In a move to address persistent water scarcity exacerbated by ongoing drought conditions, the City of Kyle is tapping into additional water sources to meet the demands of its growing population. KXAN reports that a 20-mile pipeline expected to bring in an additional 1.7 million gallons per day from the Carrizo-Wilcox Aquifer will soon supplement the city's water supply. With completion slated for early 2025, Kyle's director of water utilities, Mike Murphy, assures residents that the city's water supply, currently at 5.7 million gallons per day, is sufficient, stating, "Water is always going to be a concern, [but] I don’t think we should be worried about it."

The urgency to secure water resources has led Kyle to also forge an agreement with San Marcos, enabling it to acquire a monthly volume of water from its neighbor's Edwards Aquifer Authority well, as per CBS Austin. The three-year deal, unanimously backed by Kyle City Council, is designed to quickly bring about a balance between the cities' water resources. Kyle District 4 City Councilmember Lauralee Harris mentioned, "It’s not like we're out of water or that the aquifer is out of water. It's a matter of just collaborating and adjusting those percentages to what is equitable."

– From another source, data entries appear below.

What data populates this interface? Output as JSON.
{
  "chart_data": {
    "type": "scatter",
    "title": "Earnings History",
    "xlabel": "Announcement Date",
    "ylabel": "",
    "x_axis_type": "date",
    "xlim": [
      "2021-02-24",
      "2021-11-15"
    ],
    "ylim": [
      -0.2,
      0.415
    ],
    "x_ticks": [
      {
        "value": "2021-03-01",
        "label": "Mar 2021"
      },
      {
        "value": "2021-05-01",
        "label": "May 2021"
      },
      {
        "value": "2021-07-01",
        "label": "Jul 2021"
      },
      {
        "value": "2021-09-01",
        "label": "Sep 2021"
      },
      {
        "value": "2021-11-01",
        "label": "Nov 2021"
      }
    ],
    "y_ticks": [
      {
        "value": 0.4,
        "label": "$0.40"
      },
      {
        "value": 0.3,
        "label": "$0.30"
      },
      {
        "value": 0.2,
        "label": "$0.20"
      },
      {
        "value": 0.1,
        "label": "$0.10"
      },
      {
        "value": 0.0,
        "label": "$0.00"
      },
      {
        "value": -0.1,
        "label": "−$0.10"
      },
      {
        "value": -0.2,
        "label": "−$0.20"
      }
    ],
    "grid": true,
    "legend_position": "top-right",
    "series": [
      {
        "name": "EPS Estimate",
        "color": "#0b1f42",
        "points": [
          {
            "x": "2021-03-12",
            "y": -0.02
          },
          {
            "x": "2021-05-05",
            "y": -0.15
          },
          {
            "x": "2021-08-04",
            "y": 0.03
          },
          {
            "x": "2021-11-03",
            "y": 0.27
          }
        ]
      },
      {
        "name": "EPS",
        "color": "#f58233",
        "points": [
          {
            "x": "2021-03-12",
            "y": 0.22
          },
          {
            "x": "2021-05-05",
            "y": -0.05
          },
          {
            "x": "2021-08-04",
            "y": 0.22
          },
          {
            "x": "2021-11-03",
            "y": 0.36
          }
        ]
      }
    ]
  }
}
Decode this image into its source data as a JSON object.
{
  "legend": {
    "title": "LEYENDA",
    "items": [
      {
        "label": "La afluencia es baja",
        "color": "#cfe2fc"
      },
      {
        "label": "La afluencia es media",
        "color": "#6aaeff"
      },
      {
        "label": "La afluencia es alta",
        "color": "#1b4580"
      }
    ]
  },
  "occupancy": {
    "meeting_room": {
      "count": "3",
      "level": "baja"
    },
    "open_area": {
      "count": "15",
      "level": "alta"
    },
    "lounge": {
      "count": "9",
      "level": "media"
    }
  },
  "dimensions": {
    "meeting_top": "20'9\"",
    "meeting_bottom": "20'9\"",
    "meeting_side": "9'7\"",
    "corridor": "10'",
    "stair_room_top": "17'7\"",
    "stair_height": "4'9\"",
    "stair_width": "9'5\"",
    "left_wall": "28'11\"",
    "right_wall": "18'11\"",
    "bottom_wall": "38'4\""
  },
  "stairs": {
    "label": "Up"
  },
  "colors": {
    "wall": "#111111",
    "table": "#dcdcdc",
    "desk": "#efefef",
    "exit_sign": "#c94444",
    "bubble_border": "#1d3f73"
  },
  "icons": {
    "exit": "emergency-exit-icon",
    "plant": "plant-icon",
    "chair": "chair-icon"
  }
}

San Marcos has shown a willingness to share, but not without voicing concerns about conservation and responsible usage. During the agreement discussions, San Marcos Place 4 City Councilmember Shane Scott sought assurances, asking, "Can we ask them to mirror the same restrictions information, and commercialism enforcement as we do?" Tyler Hjorth, San Marcos Utilities Director, assured that Kyle is obliged to meet, if not exceed, San Marcos' conservation requirements and has been "very aggressive in the enforcement program," as detailed by CBS Austin.

The financial implications of the agreement between Kyle and San Marcos for additional water supply are estimated to be minimal. According to the City of Kyle, the yearly impact is expected to range from $273,984 to a maximum of $555,576. Despite this deal, San Marcos officials confirm that their city’s water supply, rates, and existing drought restrictions will not be affected. With these strategies in place, both Kyle and San Marco’s collaborative efforts seem poised to manage the ongoing water scarcity with pragmatic solutions.